L’élargissement du mandat et de l’autorité des forces de sécurité ne fonctionnera que si le type de corruption de haut niveau constaté lors de l’opération « Comboio » ne fait pas dérailler la mission.

Benjamin Lessing explique : « lorsqu’il existe une tradition de corruption au sein de la police et des bureaucraties liées à la sécurité, vous êtes alors confronté à un véritable dilemme […] Plus vous donnez de pouvoir répressif, plus vous investissez dans leur capacité à réprimer les criminels… plus vous augmentez leur pouvoir d’extorquer des pots-de-vin et des revenus illicites aux personnes qu’ils sont censés combattre »…

L’État d’Amazonas est presque entièrement couvert par la forêt amazonienne.

Sa capitale, Manaus, est une plaque tournante pour l’or extrait illégalement dans la région amazonienne ainsi qu’un point de transit pour la cocaïne introduite clandestinement en provenance du Pérou et de la Colombie.

Bien qu’il ne s’agisse pas de la première affaire de corruption dans cet État, peu de hauts responsables d’Amazonas avaient été directement liés à des crimes environnementaux.

Cela contraste avec d’autres États de l’Amazonie brésilienne, comme Roraima voisin de celui d’Amazonas) où les responsables de la sécurité ont été accusés d’avoir fourni des armes et divulgué des informations à des groupes miniers clandestins.

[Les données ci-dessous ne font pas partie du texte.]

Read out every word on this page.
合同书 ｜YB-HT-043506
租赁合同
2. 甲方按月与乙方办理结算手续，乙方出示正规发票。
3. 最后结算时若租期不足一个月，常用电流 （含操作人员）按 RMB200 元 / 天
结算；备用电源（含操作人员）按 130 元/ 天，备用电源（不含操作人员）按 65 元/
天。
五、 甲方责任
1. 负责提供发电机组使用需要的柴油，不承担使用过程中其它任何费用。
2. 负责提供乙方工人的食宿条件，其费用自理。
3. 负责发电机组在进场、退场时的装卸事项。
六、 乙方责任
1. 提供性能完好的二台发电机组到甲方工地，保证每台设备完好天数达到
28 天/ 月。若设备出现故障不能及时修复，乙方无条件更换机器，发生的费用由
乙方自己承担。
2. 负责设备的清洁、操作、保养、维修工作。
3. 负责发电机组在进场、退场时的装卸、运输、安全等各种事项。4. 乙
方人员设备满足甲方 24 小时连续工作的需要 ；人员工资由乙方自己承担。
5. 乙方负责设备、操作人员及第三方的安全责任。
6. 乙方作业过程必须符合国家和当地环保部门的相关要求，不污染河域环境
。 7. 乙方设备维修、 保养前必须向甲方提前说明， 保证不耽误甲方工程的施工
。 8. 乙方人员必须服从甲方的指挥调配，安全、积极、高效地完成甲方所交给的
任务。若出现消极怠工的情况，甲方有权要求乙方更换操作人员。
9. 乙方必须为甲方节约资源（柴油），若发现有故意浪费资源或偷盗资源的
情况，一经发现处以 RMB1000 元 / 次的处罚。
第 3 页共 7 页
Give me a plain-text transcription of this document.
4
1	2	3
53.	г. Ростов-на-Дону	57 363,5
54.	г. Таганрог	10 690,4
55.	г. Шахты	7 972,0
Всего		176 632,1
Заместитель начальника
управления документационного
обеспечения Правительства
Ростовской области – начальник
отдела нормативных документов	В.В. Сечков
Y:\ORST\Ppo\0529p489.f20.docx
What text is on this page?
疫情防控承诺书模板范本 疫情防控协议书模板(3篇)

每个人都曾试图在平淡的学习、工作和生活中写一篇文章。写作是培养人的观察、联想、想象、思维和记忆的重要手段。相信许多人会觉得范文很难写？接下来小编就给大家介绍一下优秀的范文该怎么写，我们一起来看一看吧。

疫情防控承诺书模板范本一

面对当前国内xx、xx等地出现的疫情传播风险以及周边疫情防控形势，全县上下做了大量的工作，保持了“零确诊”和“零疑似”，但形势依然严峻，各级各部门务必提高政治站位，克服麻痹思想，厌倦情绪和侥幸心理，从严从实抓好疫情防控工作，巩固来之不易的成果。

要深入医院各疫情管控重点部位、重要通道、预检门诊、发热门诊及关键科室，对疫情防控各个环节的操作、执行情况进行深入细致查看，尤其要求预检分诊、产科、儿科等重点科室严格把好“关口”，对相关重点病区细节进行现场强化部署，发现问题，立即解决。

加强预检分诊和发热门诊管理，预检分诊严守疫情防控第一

Le Brésil est connu pour ses violences qui font plus de 60.000 victimes/an et organisations criminelles transnationales (Comando Vermelho, Primeiro Comando da Capital et Comando Classe A) qui coopèrent avec leurs homologues latino-américaines tout en gardant leur spécificité « portugaise ». Violence omniprésente et corruption généralisée font partie de ses fondamentaux.